The advance estimate for GDP for Q2 came in at -1.0% which isn’t too bad. I’m sure the press will spin this as showing the recession is close to ending, but there are a few caveats. This post at Naked Capitalism and The Big Picture offer words of wisdom, caution and optimism. This is what jumped out at me:
GDP is highly prone to revisions. This is just the advance estimate and may change +/- 2.0% over the next few months. Even then we’re not out of the woods. As Ed Harrison noted, Q1 was revised to -6.4% from -5.5% respectively. So even though Q2 beat the consensus of -1.5%, overall we are in worse shape than anticipated. Moreover, Q1-Q3 2008 were revised from 0.9% to -0.7%, 2.8% to 1.5% and -0.3% to -2.7% respectively. These are massive downwards revisions and total a bit over 1.0% more contraction than previously believed [although they said there was more growth before then so overall everything evens out].
In any case, how the economy “felt” and the numbers now line up more accurately.
Also, GDP is highly influenced by the GDP deflator estimate, which subtracts from GDP when positive and adds to it when negative (which I’m not sure it’s been negative since the Great Depression). The GDP deflator is NOT the same as the CPI (measure of consumer prices), it is a weird measure of domestic inflation, with import inflation having a negative effect on it. This means that when imports rise a lot in price very quickly (cough oil) then it perversely raises the GDP. The effect of the oil price hikes don’t revert until it makes its way through the domestic product chain, so what has been happening is that we’ll see a massive addition or subtraction to the GDP due to oil one quarter, and then have it reversed the next. I’ve read many macroeconomists trying to justify this behavior, but I still don’t buy the justification.
Anyway, as Barry Ritholtz points out, the GDP deflator was only 0.2% instead of 1.0% (most likely due to the massive increase in oil prices) and so the Q2 GDP probably “felt” closer to 1.8%, and will be reflected as much when the Q3 GDP deflator comes out.
Lastly, GDP doesn’t pay attention to government debt and as such the government can spike it as much as they want.

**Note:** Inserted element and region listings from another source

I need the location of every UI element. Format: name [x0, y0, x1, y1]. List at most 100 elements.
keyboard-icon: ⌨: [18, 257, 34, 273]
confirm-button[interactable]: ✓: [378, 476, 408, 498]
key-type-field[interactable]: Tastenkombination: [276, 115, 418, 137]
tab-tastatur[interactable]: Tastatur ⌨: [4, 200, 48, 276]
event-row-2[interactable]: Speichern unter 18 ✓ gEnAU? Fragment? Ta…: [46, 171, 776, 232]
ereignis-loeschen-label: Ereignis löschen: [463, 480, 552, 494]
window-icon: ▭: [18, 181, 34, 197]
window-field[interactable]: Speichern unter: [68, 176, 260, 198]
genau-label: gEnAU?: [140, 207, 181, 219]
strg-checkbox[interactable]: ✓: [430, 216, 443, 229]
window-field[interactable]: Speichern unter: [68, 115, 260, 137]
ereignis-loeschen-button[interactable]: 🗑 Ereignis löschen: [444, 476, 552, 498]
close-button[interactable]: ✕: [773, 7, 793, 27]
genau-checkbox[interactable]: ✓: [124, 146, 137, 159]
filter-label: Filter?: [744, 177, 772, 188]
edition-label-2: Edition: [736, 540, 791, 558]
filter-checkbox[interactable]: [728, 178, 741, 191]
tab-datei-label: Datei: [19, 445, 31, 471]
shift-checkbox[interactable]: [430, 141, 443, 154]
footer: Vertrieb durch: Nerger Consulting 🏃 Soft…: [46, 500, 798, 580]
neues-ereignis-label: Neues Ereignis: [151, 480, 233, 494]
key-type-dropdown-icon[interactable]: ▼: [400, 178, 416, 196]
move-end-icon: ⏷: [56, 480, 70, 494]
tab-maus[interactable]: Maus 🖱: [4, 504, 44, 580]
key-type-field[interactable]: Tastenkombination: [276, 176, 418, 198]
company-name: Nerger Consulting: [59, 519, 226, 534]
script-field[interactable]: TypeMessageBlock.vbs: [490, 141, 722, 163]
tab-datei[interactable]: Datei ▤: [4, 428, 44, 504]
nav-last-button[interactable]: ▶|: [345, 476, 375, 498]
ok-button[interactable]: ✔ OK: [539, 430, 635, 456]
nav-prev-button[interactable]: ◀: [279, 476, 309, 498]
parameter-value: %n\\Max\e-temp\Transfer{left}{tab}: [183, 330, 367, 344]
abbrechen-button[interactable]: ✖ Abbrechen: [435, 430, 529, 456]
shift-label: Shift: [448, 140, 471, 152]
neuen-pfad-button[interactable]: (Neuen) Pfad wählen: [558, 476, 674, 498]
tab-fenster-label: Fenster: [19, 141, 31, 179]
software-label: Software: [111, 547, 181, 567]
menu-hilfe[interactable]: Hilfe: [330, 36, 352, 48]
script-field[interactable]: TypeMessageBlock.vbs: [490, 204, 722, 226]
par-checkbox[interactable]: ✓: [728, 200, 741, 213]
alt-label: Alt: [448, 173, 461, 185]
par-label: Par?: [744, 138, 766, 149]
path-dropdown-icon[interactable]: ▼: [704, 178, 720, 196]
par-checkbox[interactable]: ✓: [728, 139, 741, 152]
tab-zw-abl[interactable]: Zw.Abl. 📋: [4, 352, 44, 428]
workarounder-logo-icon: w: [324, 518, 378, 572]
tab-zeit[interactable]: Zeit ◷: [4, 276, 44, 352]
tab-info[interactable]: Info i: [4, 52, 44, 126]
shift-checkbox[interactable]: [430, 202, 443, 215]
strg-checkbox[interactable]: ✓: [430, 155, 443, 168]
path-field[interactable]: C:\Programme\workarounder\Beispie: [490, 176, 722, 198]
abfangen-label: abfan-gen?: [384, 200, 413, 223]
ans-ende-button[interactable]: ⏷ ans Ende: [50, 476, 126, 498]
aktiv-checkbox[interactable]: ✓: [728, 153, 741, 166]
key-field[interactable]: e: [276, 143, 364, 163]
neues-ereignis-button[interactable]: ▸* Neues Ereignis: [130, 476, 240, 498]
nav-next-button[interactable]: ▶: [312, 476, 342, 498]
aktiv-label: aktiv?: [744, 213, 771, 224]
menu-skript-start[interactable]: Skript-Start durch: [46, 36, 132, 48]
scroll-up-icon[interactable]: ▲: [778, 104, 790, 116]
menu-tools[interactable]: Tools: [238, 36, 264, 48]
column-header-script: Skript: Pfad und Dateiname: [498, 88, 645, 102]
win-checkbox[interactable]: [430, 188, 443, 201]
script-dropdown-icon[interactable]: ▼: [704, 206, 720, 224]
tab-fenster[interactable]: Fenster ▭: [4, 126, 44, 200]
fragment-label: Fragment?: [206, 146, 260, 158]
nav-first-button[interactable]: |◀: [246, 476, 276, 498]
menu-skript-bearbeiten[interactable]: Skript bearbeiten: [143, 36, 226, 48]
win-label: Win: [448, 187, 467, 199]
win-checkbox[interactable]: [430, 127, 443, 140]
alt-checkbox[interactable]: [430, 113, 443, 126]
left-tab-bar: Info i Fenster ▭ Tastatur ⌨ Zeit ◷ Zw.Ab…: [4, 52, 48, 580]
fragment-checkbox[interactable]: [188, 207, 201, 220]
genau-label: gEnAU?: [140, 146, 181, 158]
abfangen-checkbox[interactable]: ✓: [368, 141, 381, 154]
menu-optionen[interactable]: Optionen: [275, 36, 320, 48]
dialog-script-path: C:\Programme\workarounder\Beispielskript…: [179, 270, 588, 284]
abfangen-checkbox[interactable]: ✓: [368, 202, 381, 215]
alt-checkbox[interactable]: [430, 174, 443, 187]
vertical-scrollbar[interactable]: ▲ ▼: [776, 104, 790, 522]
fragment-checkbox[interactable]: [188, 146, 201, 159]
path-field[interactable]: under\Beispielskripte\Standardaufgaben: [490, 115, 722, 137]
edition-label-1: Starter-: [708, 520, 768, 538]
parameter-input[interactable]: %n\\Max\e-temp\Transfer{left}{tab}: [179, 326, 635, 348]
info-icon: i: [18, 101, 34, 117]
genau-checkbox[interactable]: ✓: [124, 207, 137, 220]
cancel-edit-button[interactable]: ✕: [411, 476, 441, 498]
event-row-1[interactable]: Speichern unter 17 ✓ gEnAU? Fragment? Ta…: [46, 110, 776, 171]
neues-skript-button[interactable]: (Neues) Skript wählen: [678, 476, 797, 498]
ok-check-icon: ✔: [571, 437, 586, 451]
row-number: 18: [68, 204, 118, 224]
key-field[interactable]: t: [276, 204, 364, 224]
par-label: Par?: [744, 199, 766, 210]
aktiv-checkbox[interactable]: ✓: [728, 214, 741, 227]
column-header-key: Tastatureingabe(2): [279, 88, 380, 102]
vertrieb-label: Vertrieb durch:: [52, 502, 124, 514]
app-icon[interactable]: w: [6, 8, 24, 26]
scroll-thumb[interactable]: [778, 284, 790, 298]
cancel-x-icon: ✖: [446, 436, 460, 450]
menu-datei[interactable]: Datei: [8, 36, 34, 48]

Q2 saw an 11% increase in government contribution, and since the government makes up a bit over 40% of total GDP, this means that it added somewhere between 3.5% and 4.0% to the GDP calculation! In fact, it’s not a stretch to say that the GDP for Q2 was nearly as bad as Q1 and Q4 2008, but it’s just the stimulus measures that are masking it! Edit: sorry it was 1.1% read update #2. I would say that the primary difference was the smaller decrease in investment, although there was a sizable contribution from the government as well.
The media is not going to tell you that.
If the stimulus was spent wisely then that money will filter into the economy, stop job losses and we will eventually reap the rewards. If not, then when the stimulus is cut off then GDP will plunge immensely.
Ed Harrison says he expects the recession to end in the latter half of the year, but he didn’t expound on that much. Before he has said (along with Nouriel Roubini and several other people that called the crisis) that he expected private industry to merely stabilize and the increase in government spending will bring us to a positive number…which then could turn negative at a later date.
Summary:
Well I guess this ended not really being a “quick” word, but I hope it explains why it requires a lot of effort to read the GDP number and determine how it relates to the real economy.
For the real (every man on the street) economy measures, I’d pay attention to unemployment (specifically weekly initial claims falling below 200-300k will signal a significant improvement, right now it’s nearly at 600k), consumer spending, and inventory restocking. If those don’t improve, then the headline number is meaningless, and if they do for a couple of quarters then we can proclaim the government response a success.
Update: Barry has another post up showing another important aspect. Exports are contracting quickly, but our imports are contracting even more. The way GDP is calculated that *adds* to the GDP (for the same reason that import price rises subtract from the GDP deflator) which is um, stupid.
This current recession must be seen in the global context, especially because of the massive interconnectedness of the system, and so looking at the GDP of any one country doesn’t give a good understanding. Michael Pettis is the go to guy for matters relating to China, and he has shown that China is really putting the hurt on other emerging markets through massive subsidies even though doing so will have severe negative effects (here and here). This is why Japan, Korea, SE Asia and Eastern Europe (with Germany on the edge) are contracting at Depression rates, which in turn is threatening the global financial system and why Bernanke recently admitted that this may be worse than the Great Depression overall, a statement backed up by statistics.
Update #2: I knew my government contribution didn’t seem to make total sense. That’s because I forgot about the other factors not related to spending.
Here are the contributions to the GDP over the last three quarters from the source:
Q4/Q1/Q2
Personal Consumption -2.15 .44 -.88
Services .26 -.13 .04
Investment -3.91 -8.98 -2.64
Net Import/Export .45 2.64 1.38
Government .24 -.52 1.12
In other words, people spent less, but investment stabilized, while the government had a large swing in its contribution.